Above: Colin Rusch of Oppenheimer explains his rationale for raising his price target on Tesla (YouTube: CNBC Television)
Without a doubt, the lower-priced Model 3 has become the company's primary catalyst bringing Tesla to the masses. When Model 3 deliveries started in 2017, the company only aimed to deliver 100,000 cars in total (including the S and X). Later, in 2018, Tesla delivered 237,850 Model S, 3, and X — that's more than +100% growth year-over-year (YoY).
With these data points in the rearview mirror, compared to 2018, Tesla delivered 367,200 cars in 2019 (growth of +54.3%) and now the company is expected to expand further in 2020 as Gigafactory Shanghai goes full throttle with Model 3 and Model Y production. And if Tesla Model Y production kicks off according to plan, it's conceivable around half a million global deliveries could be in the works (see table 1.2 below).

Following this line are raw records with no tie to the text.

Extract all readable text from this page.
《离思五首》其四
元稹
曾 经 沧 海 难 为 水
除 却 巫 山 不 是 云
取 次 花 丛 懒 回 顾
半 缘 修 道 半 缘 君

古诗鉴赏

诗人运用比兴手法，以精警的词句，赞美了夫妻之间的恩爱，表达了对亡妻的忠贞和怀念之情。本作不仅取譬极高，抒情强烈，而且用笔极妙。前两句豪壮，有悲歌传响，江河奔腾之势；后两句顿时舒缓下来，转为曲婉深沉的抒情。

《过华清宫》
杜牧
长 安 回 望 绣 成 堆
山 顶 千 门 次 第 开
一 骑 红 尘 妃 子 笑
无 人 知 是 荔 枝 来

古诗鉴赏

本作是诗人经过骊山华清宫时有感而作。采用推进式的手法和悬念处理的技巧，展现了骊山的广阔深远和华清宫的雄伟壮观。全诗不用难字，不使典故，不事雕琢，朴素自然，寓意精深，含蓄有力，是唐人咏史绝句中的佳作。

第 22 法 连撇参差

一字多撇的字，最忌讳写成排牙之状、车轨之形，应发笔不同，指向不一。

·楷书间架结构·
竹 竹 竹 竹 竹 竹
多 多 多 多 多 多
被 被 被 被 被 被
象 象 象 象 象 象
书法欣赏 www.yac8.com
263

Tesla's growth from the first to the last quarter of 2019 pushed massive deliveries of the Model 3. In Q3, we saw a -1.4% decline in Model S and X deliveries but in Q4 it surged to +11.7% compared to Q3 2019. Let's look at table 1.1 below which showcases Tesla's production and deliveries growth (QoQ compared with 2018).
In retrospect, it's evident that Tesla surprised Wall Street analysts in Q4 with the company's production and delivery numbers. Rusch and others have pivoted to a more bullish outlook. Looking back, in February 2018, Tesla CEO Elon Musk set the higher end expectation of Tesla deliveries to be 400k cars — but Tesla beat Wall Street's expectations reaching the company's lower end expectation (which was 360k) as the Silicon Valley automaker surpassed that number thanks to record Q4 deliveries.
Of special note: Tesla Model 3 deliveries actually spiked as a whole +117% compared to 2018 (see table 1.2 above for detailed numbers) — this exponential growth in Model 3 deliveries resulted in the automaker's overall delivery numbers experiencing growth of +54.3% when compared to the previous year's numbers.
With Model Y and Semi Truck planned for production (possibly sooner than expected) in 2020, Tesla's production and delivery numbers are likely to show continued growth. And that's not all. The forecast for 2020 appears to hold many unique opportunities for growth.